No reliable current figures are available, but the UNDP projected that “if the fighting continues through 2022, Yemen will rank as the poorest country in the world, with 79% of the population living under the poverty line.”

Haddad added that the aid provided by the UN and other organizations covers barely 40% of the need in Yemen.

“You can imagine that a citizen has not received his monthly salary for five years and, in addition, he is unable to be self-employed due to the costs and paperwork, and then ask yourself: How is this person alive,” Haddad said.

The dream of return

The Media Line toured several internally displaced persons (IDP) camps in the Yemeni governorate of Hajjah, which hosts more than 300 such camps.

Othman Khamis, an IDP living in one of the camps, said: “I was living with my family in the well-to-do border city of Harad. My children were able to go to school, play, and get most of their needs met before the civil war began in Yemen.”

“The city of Harad was subjected to bombing by Saudi warplanes, in a way that forced most of the residents to leave their homes and jobs and flee toward the unknown,” he said.

He added that the meals he and his family consume are insufficient and that the camp lacks the most basic necessities of life.

“We only dream of going back to those days before the war, but here we are in a giant cemetery where you can sense and talk about the suffering of others,” Khamis said.

Parallel markets and global crises

Researcher Wafaa al-Marouni holds the view that, although the war has caused many immediate economic problems, it also has produced a disaster with an impact that may last for decades, namely the emergence of a black market, money laundering, and the increasing effects of global crises on the local scene.

“We can talk about the $30 billion mentioned in statistics about instances of money laundering in Yemen which resulted from black markets for the Yemeni riyal and oil derivatives. These black markets later expanded to include airline tickets,” Marouni told The Media Line.

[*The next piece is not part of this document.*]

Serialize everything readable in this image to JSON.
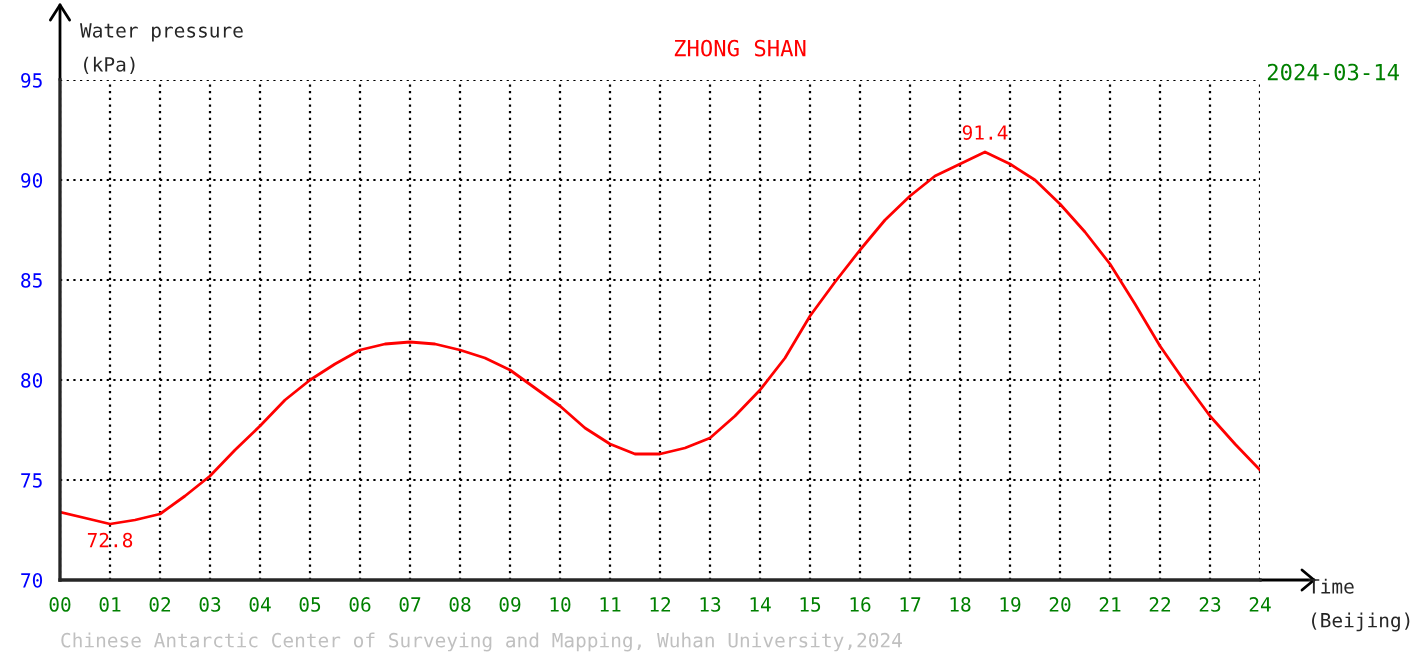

“The parallel markets, the impact of crises, and the failure of the parties to the conflict in Yemen to ‘neutralize the economy’ have led and will continue to lead to the expansion of poverty,” she said.

“If the problem persists, we need decades to return to the point where we were before this war,” Marouni said.

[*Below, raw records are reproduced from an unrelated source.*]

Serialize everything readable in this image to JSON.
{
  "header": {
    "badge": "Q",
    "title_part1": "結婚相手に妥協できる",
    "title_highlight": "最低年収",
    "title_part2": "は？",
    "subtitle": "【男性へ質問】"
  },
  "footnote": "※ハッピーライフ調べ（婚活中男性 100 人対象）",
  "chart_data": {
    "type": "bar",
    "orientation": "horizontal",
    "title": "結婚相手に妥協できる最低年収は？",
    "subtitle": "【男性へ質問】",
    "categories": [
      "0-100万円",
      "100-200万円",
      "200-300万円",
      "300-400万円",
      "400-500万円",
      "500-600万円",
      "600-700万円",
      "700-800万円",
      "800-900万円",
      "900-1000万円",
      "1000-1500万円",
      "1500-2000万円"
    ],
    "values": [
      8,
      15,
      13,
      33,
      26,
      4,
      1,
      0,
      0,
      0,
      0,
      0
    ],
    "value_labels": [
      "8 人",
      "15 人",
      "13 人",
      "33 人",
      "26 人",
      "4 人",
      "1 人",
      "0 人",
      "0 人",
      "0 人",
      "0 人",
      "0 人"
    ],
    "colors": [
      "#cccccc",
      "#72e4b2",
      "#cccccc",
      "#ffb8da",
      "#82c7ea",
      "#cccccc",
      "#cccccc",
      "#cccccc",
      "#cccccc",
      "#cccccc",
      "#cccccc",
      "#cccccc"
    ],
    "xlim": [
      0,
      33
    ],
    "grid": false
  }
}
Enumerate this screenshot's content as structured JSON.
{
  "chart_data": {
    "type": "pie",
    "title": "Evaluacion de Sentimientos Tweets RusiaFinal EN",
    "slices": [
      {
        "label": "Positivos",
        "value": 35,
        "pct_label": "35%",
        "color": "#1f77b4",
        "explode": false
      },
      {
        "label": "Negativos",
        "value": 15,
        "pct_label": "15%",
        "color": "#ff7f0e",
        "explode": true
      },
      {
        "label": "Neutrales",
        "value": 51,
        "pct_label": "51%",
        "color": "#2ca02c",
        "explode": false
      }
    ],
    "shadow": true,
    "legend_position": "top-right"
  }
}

56% of Yemen’s wheat is under threat

Under normal conditions, Yemen imports 34% of its total annual wheat from Ukraine, in addition to another 22% which is imported by NGOs from Ukraine as humanitarian aid, “which means that there is a threat to 56% of the total wheat imports to Yemen” due to the Russia-Ukraine crisis, according to Fouad Huwaidi, the head of the Commercial Exchange Department in the Ministry of Industry and Trade in Yemen’s internationally recognized government.

The Yemen-based Studies and Economic Media Center (SEMC) reported that despite the presence of wheat stocks in the markets, since the outbreak of the Russian-Ukraine war wheat prices have risen by more than 35%, which is a clear indication of an increase in poverty and a decrease in the purchasing power of citizens.

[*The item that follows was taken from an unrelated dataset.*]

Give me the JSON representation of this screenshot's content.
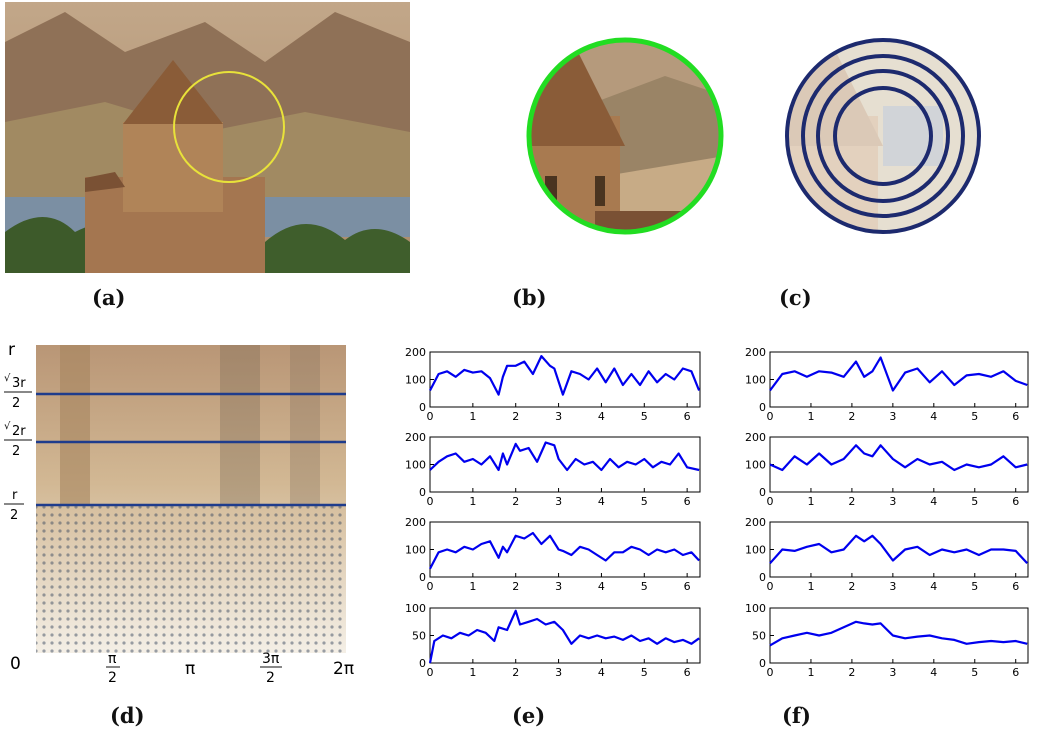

The prospect of a global increase in wheat prices during the coming period will require additional funding that cannot be provided by countries such as Yemen. Even if Yemen were able to secure urgent funding, that solution would not be sustainable.

Repercussions of war

Yemen imports more than 95% of its wheat from abroad, and more than 80% of Yemenis need humanitarian aid, according to SEMC Executive Director Muhammad Ismail.

“The areas under the control of the Ansar Allah group, the de facto authority in the north of Yemen, whose population is 55% of Yemen’s total, are the most prone to poverty for reasons related to the nonpayment of salaries, high prices and the decrease in the purchasing power of Yemenis,” Ismail said.

The prices of basic foodstuffs have doubled since last year, he said, attributing this to the war.

More than 80% of Yemenis live below the poverty line, there are four million internally displaced persons, and two million children are out of school due to the war, according to the UN’s International Organization for Migration.

As of last year, Yemen had lost $126 billion in lost economic activity since 2015, the UNDP reported. Most of the population is dependent on humanitarian aid, in the world’s largest humanitarian crisis.